An alternative/complementary approach to assigning the SSR's LAN interface is to "catch" all inbound traffic for 123/UDP and forcibly redirect it to the SSR's NTP process. This is necessary in many occasions when the NTP server for a given client platform on the LAN is hardcoded, as is the case for many small embedded platforms and Internet of Things (IoT) devices.

note

This configuration will catch all inbound NTP. If you have devices at the branch that require precision timekeeping from external sources, adjust your service definitions and/or your tenant definitions accordingly to ensure the traffic does not match the "catch-all" service.

The configuration will match all traffic arriving based solely on its port and protocol, and send it to the SSR's Linux subsystem. Here is a relevant configuration excerpt:

admin@labsystem1.fiedler# show config running authority service ntp-iot
config
authority
service inbound-ntp
name inbound-ntp
applies-to router-group
type router-group
group-name branches
exit
description "Local NTP"
scope private
transport udp
protocol udp
port-range 123
start-port 123
end-port 123
exit
exit
address 0.0.0.0/0
access-policy trusted
source trusted
exit
access-policy guest
source guest
exit
access-policy corporate
source corporate
exit
share-service-routes false
exit
exit
exit

This configuration will match any destination IP address (0.0.0.0/0) for NTP (123/UDP).

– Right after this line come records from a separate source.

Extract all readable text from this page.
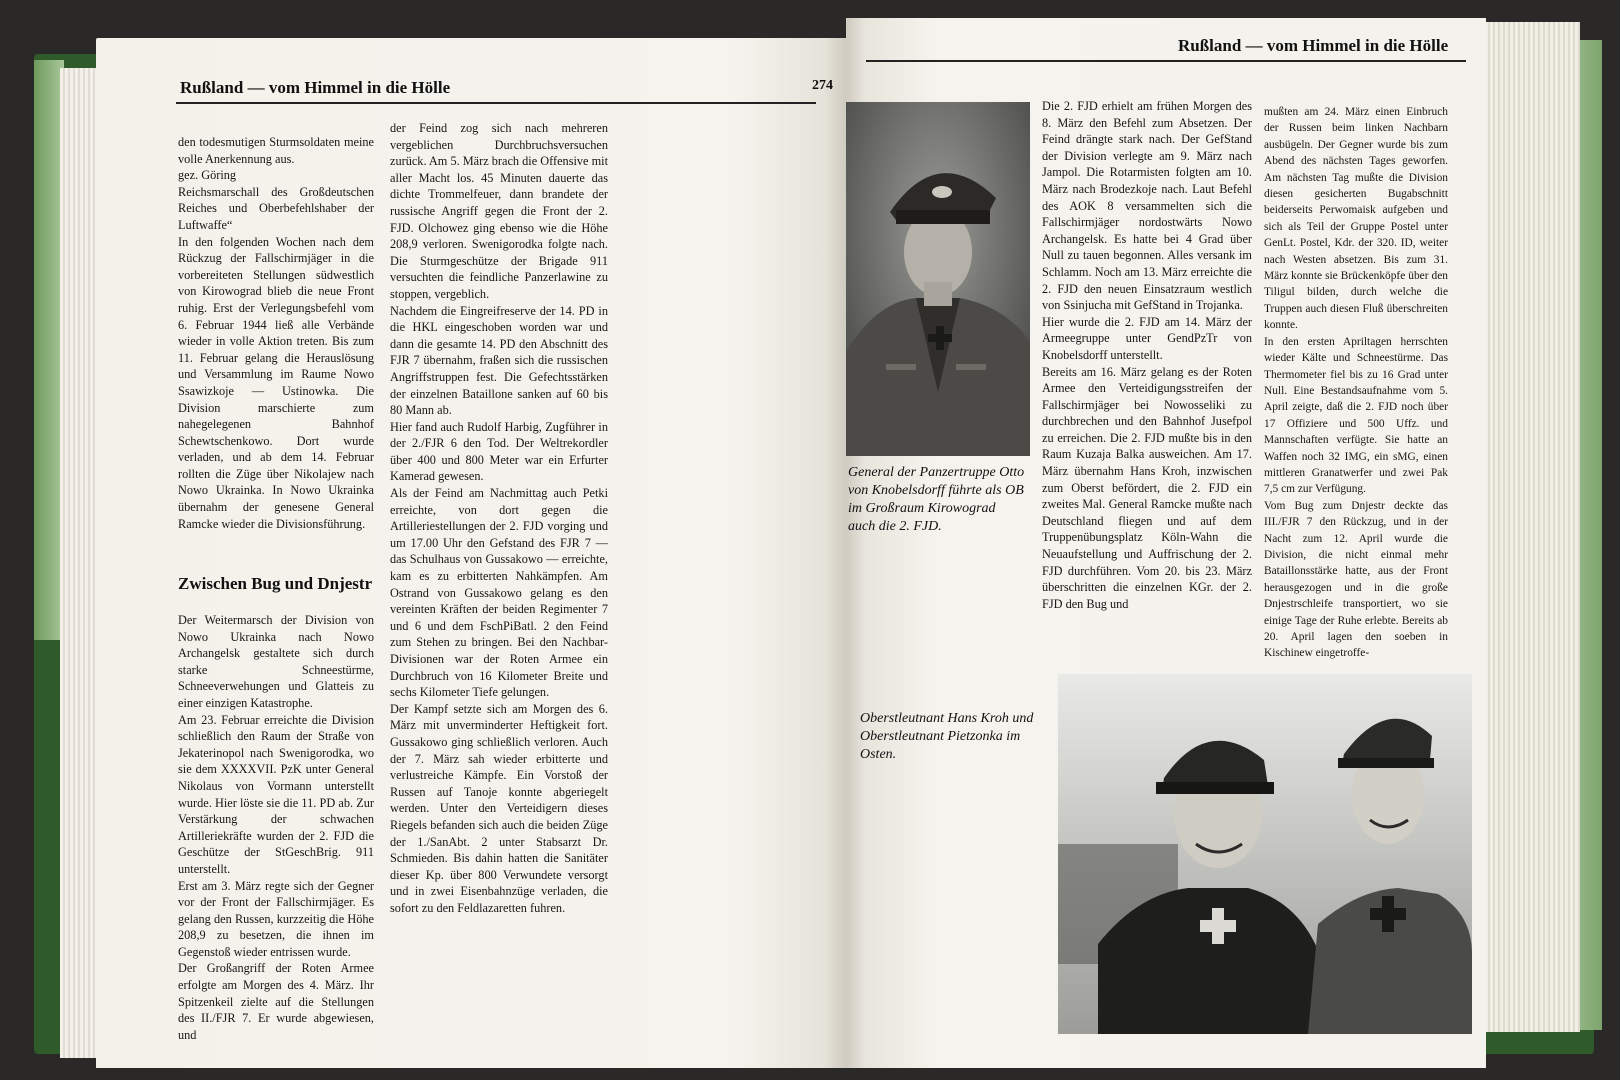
Rußland — vom Himmel in die Hölle	274
den todesmutigen Sturmsoldaten meine volle Anerkennung aus.
gez. Göring
Reichsmarschall des Großdeutschen Reiches und Oberbefehlshaber der Luftwaffe“
In den folgenden Wochen nach dem Rückzug der Fallschirmjäger in die vorbereiteten Stellungen südwestlich von Kirowograd blieb die neue Front ruhig. Erst der Verlegungsbefehl vom 6. Februar 1944 ließ alle Verbände wieder in volle Aktion treten. Bis zum 11. Februar gelang die Herauslösung und Versammlung im Raume Nowo Ssawizkoje — Ustinowka. Die Division marschierte zum nahegelegenen Bahnhof Schewtschenkowo. Dort wurde verladen, und ab dem 14. Februar rollten die Züge über Nikolajew nach Nowo Ukrainka. In Nowo Ukrainka übernahm der genesene General Ramcke wieder die Divisionsführung.
Zwischen Bug und Dnjestr
Der Weitermarsch der Division von Nowo Ukrainka nach Nowo Archangelsk gestaltete sich durch starke Schneestürme, Schneeverwehungen und Glatteis zu einer einzigen Katastrophe.
Am 23. Februar erreichte die Division schließlich den Raum der Straße von Jekaterinopol nach Swenigorodka, wo sie dem XXXXVII. PzK unter General Nikolaus von Vormann unterstellt wurde. Hier löste sie die 11. PD ab. Zur Verstärkung der schwachen Artilleriekräfte wurden der 2. FJD die Geschütze der StGeschBrig. 911 unterstellt.
Erst am 3. März regte sich der Gegner vor der Front der Fallschirmjäger. Es gelang den Russen, kurzzeitig die Höhe 208,9 zu besetzen, die ihnen im Gegenstoß wieder entrissen wurde.
Der Großangriff der Roten Armee erfolgte am Morgen des 4. März. Ihr Spitzenkeil zielte auf die Stellungen des II./FJR 7. Er wurde abgewiesen, und
der Feind zog sich nach mehreren vergeblichen Durchbruchsversuchen zurück. Am 5. März brach die Offensive mit aller Macht los. 45 Minuten dauerte das dichte Trommelfeuer, dann brandete der russische Angriff gegen die Front der 2. FJD. Olchowez ging ebenso wie die Höhe 208,9 verloren. Swenigorodka folgte nach. Die Sturmgeschütze der Brigade 911 versuchten die feindliche Panzerlawine zu stoppen, vergeblich.
Nachdem die Eingreifreserve der 14. PD in die HKL eingeschoben worden war und dann die gesamte 14. PD den Abschnitt des FJR 7 übernahm, fraßen sich die russischen Angriffstruppen fest. Die Gefechtsstärken der einzelnen Bataillone sanken auf 60 bis 80 Mann ab.
Hier fand auch Rudolf Harbig, Zugführer in der 2./FJR 6 den Tod. Der Weltrekordler über 400 und 800 Meter war ein Erfurter Kamerad gewesen.
Als der Feind am Nachmittag auch Petki erreichte, von dort gegen die Artilleriestellungen der 2. FJD vorging und um 17.00 Uhr den Gefstand des FJR 7 — das Schulhaus von Gussakowo — erreichte, kam es zu erbitterten Nahkämpfen. Am Ostrand von Gussakowo gelang es den vereinten Kräften der beiden Regimenter 7 und 6 und dem FschPiBatl. 2 den Feind zum Stehen zu bringen. Bei den Nachbar-Divisionen war der Roten Armee ein Durchbruch von 16 Kilometer Breite und sechs Kilometer Tiefe gelungen.
Der Kampf setzte sich am Morgen des 6. März mit unverminderter Heftigkeit fort. Gussakowo ging schließlich verloren. Auch der 7. März sah wieder erbitterte und verlustreiche Kämpfe. Ein Vorstoß der Russen auf Tanoje konnte abgeriegelt werden. Unter den Verteidigern dieses Riegels befanden sich auch die beiden Züge der 1./SanAbt. 2 unter Stabsarzt Dr. Schmieden. Bis dahin hatten die Sanitäter dieser Kp. über 800 Verwundete versorgt und in zwei Eisenbahnzüge verladen, die sofort zu den Feldlazaretten fuhren.
Rußland — vom Himmel in die Hölle
General der Panzertruppe Otto von Knobelsdorff führte als OB im Großraum Kirowograd auch die 2. FJD.
Die 2. FJD erhielt am frühen Morgen des 8. März den Befehl zum Absetzen. Der Feind drängte stark nach. Der GefStand der Division verlegte am 9. März nach Jampol. Die Rotarmisten folgten am 10. März nach Brodezkoje nach. Laut Befehl des AOK 8 versammelten sich die Fallschirmjäger nordostwärts Nowo Archangelsk. Es hatte bei 4 Grad über Null zu tauen begonnen. Alles versank im Schlamm. Noch am 13. März erreichte die 2. FJD den neuen Einsatzraum westlich von Ssinjucha mit GefStand in Trojanka.
Hier wurde die 2. FJD am 14. März der Armeegruppe unter GendPzTr von Knobelsdorff unterstellt.
Bereits am 16. März gelang es der Roten Armee den Verteidigungsstreifen der Fallschirmjäger bei Nowosseliki zu durchbrechen und den Bahnhof Jusefpol zu erreichen. Die 2. FJD mußte bis in den Raum Kuzaja Balka ausweichen. Am 17. März übernahm Hans Kroh, inzwischen zum Oberst befördert, die 2. FJD ein zweites Mal. General Ramcke mußte nach Deutschland fliegen und auf dem Truppenübungsplatz Köln-Wahn die Neuaufstellung und Auffrischung der 2. FJD durchführen. Vom 20. bis 23. März überschritten die einzelnen KGr. der 2. FJD den Bug und
mußten am 24. März einen Einbruch der Russen beim linken Nachbarn ausbügeln. Der Gegner wurde bis zum Abend des nächsten Tages geworfen. Am nächsten Tag mußte die Division diesen gesicherten Bugabschnitt beiderseits Perwomaisk aufgeben und sich als Teil der Gruppe Postel unter GenLt. Postel, Kdr. der 320. ID, weiter nach Westen absetzen. Bis zum 31. März konnte sie Brückenköpfe über den Tiligul bilden, durch welche die Truppen auch diesen Fluß überschreiten konnte.
In den ersten Apriltagen herrschten wieder Kälte und Schneestürme. Das Thermometer fiel bis zu 16 Grad unter Null. Eine Bestandsaufnahme vom 5. April zeigte, daß die 2. FJD noch über 17 Offiziere und 500 Uffz. und Mannschaften verfügte. Sie hatte an Waffen noch 32 IMG, ein sMG, einen mittleren Granatwerfer und zwei Pak 7,5 cm zur Verfügung.
Vom Bug zum Dnjestr deckte das III./FJR 7 den Rückzug, und in der Nacht zum 12. April wurde die Division, die nicht einmal mehr Bataillonsstärke hatte, aus der Front herausgezogen und in die große Dnjestrschleife transportiert, wo sie einige Tage der Ruhe erlebte. Bereits ab 20. April lagen den soeben in Kischinew eingetroffe-
Oberstleutnant Hans Kroh und Oberstleutnant Pietzonka im Osten.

As in the previous example, we've added access-policy statements for the three tenants that we see on the LAN segments at our branch locations. Likewise, we've added a applies-to configuration block, to ensure that this service is only pushed down to the routers we've tagged as belonging to the branches group.

warning

Do not also add the _internal_ tenant to the access-policy list, as this is (typically) the tenant that the SSR will use when sending traffic outbound to external NTP servers. We want to ensure the SSR – and only the SSR – clocks off of an external source.

On each router, we'll configure a service-route that looks like this:

admin@labsystem1.fiedler# show config runn authority router branch1 service-route rte_inbound-ntp

config
authority
router branch1
name branch1
service-route rte_inbound-ntp
name rte_inbound-ntp
service-name inbound-ntp
nat-target 169.254.127.127
exit
exit
exit
exit

This service-route leverages Linux host networking to send packets to ntpd using the kni254 interface present on all SSR devices.

Conclusion

Avoiding unnecessary WAN traffic is always a welcome change, Using the SSR to provide NTP clock to devices at the branch ensures a consistent time source for a collection of devices that are logically grouped already.